Title II of the ADA applies to state prisons. Pennsylvania Dept. of Corr. v. Yeskey, 524 U.S. 206, 210 (1998).
While plaintiff's complaint makes passing reference to the ADA, he does not plead an ADA claim or allege the required elements identified above. However, should plaintiff amend his complaint, he may wish to add such a claim using the framework sketched above.
CONCLUSION AND ORDER
We have screened plaintiff's complaint and find that it fails to state a cognizable federal claim against any defendant. Plaintiff may file an amended complaint if he wishes to proceed with this suit. An amended complaint would need to allege what each defendant did and why those actions violated plaintiff's rights. If plaintiff fails to amend his complaint within sixty days, the court will issue findings and recommendations that plaintiff's complaint be dismissed for the reasons stated in this order.
Should plaintiff choose to amend the complaint, the amended complaint should be brief, Fed. R. Civ. P. 8(a), but must state what actions each named defendant took that deprived plaintiff of constitutional or other federal rights. See Iqbal, 556 U.S. at 678; Jones v. Williams, 297 F.3d 930, 934 (9th Cir. 2002). Plaintiff must set forth "sufficient factual matter . . . to 'state a claim to relief that is plausible on its face.'" Iqbal, 556 U.S. at 678 (quoting Twombly, 550 U.S. at 570). Plaintiff must allege that each defendant personally participated in the deprivation of his rights. See Jones, 297 F.3d at 934. Plaintiff should note that a short, concise statement in which the allegations are ordered chronologically will help the court identify his claims. Plaintiff should describe how each defendant wronged him, the circumstances surrounding each of the claimed violations, and any harm he suffered.
Plaintiff may not change the nature of this suit by adding new, unrelated claims or new, unrelated defendants in his amended complaint. See Fed. R. Civ. P. 18; George v. Smith, 507 F.3d 605, 607 (7th Cir. 2007) ("Unrelated claims against different defendants belong in different suits . . . .").

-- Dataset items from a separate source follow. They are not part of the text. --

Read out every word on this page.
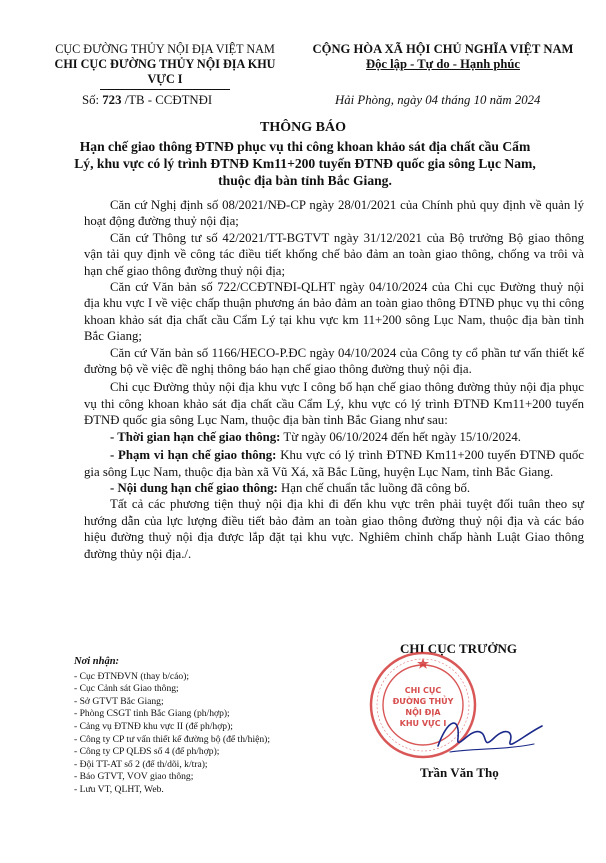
CỤC ĐƯỜNG THỦY NỘI ĐỊA VIỆT NAM
CHI CỤC ĐƯỜNG THỦY NỘI ĐỊA KHU VỰC I
CỘNG HÒA XÃ HỘI CHỦ NGHĨA VIỆT NAM
Độc lập - Tự do - Hạnh phúc
Số: 723 /TB - CCĐTNĐI	Hải Phòng, ngày 04 tháng 10 năm 2024
THÔNG BÁO
Hạn chế giao thông ĐTNĐ phục vụ thi công khoan khảo sát địa chất cầu Cẩm Lý, khu vực có lý trình ĐTNĐ Km11+200 tuyến ĐTNĐ quốc gia sông Lục Nam, thuộc địa bàn tỉnh Bắc Giang.

Căn cứ Nghị định số 08/2021/NĐ-CP ngày 28/01/2021 của Chính phủ quy định về quản lý hoạt động đường thuỷ nội địa;

Căn cứ Thông tư số 42/2021/TT-BGTVT ngày 31/12/2021 của Bộ trưởng Bộ giao thông vận tải quy định về công tác điều tiết khống chế bảo đảm an toàn giao thông, chống va trôi và hạn chế giao thông đường thuỷ nội địa;

Căn cứ Văn bản số 722/CCĐTNĐI-QLHT ngày 04/10/2024 của Chi cục Đường thuỷ nội địa khu vực I về việc chấp thuận phương án bảo đảm an toàn giao thông ĐTNĐ phục vụ thi công khoan khảo sát địa chất cầu Cẩm Lý tại khu vực km 11+200 sông Lục Nam, thuộc địa bàn tỉnh Bắc Giang;

Căn cứ Văn bản số 1166/HECO-P.ĐC ngày 04/10/2024 của Công ty cổ phần tư vấn thiết kế đường bộ về việc đề nghị thông báo hạn chế giao thông đường thuỷ nội địa.

Chi cục Đường thủy nội địa khu vực I công bố hạn chế giao thông đường thủy nội địa phục vụ thi công khoan khảo sát địa chất cầu Cẩm Lý, khu vực có lý trình ĐTNĐ Km11+200 tuyến ĐTNĐ quốc gia sông Lục Nam, thuộc địa bàn tỉnh Bắc Giang như sau:

- Thời gian hạn chế giao thông: Từ ngày 06/10/2024 đến hết ngày 15/10/2024.

- Phạm vi hạn chế giao thông: Khu vực có lý trình ĐTNĐ Km11+200 tuyến ĐTNĐ quốc gia sông Lục Nam, thuộc địa bàn xã Vũ Xá, xã Bắc Lũng, huyện Lục Nam, tỉnh Bắc Giang.

- Nội dung hạn chế giao thông: Hạn chế chuẩn tắc luồng đã công bố.

Tất cả các phương tiện thuỷ nội địa khi đi đến khu vực trên phải tuyệt đối tuân theo sự hướng dẫn của lực lượng điều tiết bảo đảm an toàn giao thông đường thuỷ nội địa và các báo hiệu đường thuỷ nội địa được lắp đặt tại khu vực. Nghiêm chỉnh chấp hành Luật Giao thông đường thủy nội địa./.

CHI CỤC TRƯỞNG
CHI CỤC
ĐƯỜNG THỦY
NỘI ĐỊA
KHU VỰC I
Trần Văn Thọ
Nơi nhận:
- Cục ĐTNĐVN (thay b/cáo);
- Cục Cảnh sát Giao thông;
- Sở GTVT Bắc Giang;
- Phòng CSGT tỉnh Bắc Giang (ph/hợp);
- Cảng vụ ĐTNĐ khu vực II (để ph/hợp);
- Công ty CP tư vấn thiết kế đường bộ (để th/hiện);
- Công ty CP QLĐS số 4 (để ph/hợp);
- Đội TT-AT số 2 (để th/dõi, k/tra);
- Báo GTVT, VOV giao thông;
- Lưu VT, QLHT, Web.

If plaintiff decides to file an amended complaint, the amended complaint will supersede the original complaint. See Lacey v. Maricopa County, 693 F. 3d 896, 907 n.1 (9th Cir. 2012) (en banc). This means that the amended complaint must be complete on its face without reference to the prior pleading. See E.D. Cal. Local Rule 220. Once an amended complaint is filed, the original complaint no longer serves any function. Therefore, in an amended complaint, as in an original complaint, plaintiff must assert each claim and allege each defendant's involvement in sufficient detail. The amended complaint should be titled "First Amended Complaint" and refer to the appropriate case number.
Accordingly,
1. Within sixty days from the service of this order, plaintiff must file a First Amended Complaint.
2. Failure to comply with this order will result in the dismissal of this action.
3. The clerk's office is directed to send plaintiff a complaint form. IT IS SO ORDERED. Dated: July 13, 2020
/s/_________
UNITED STATES MAGISTRATE JUDGE No. 205.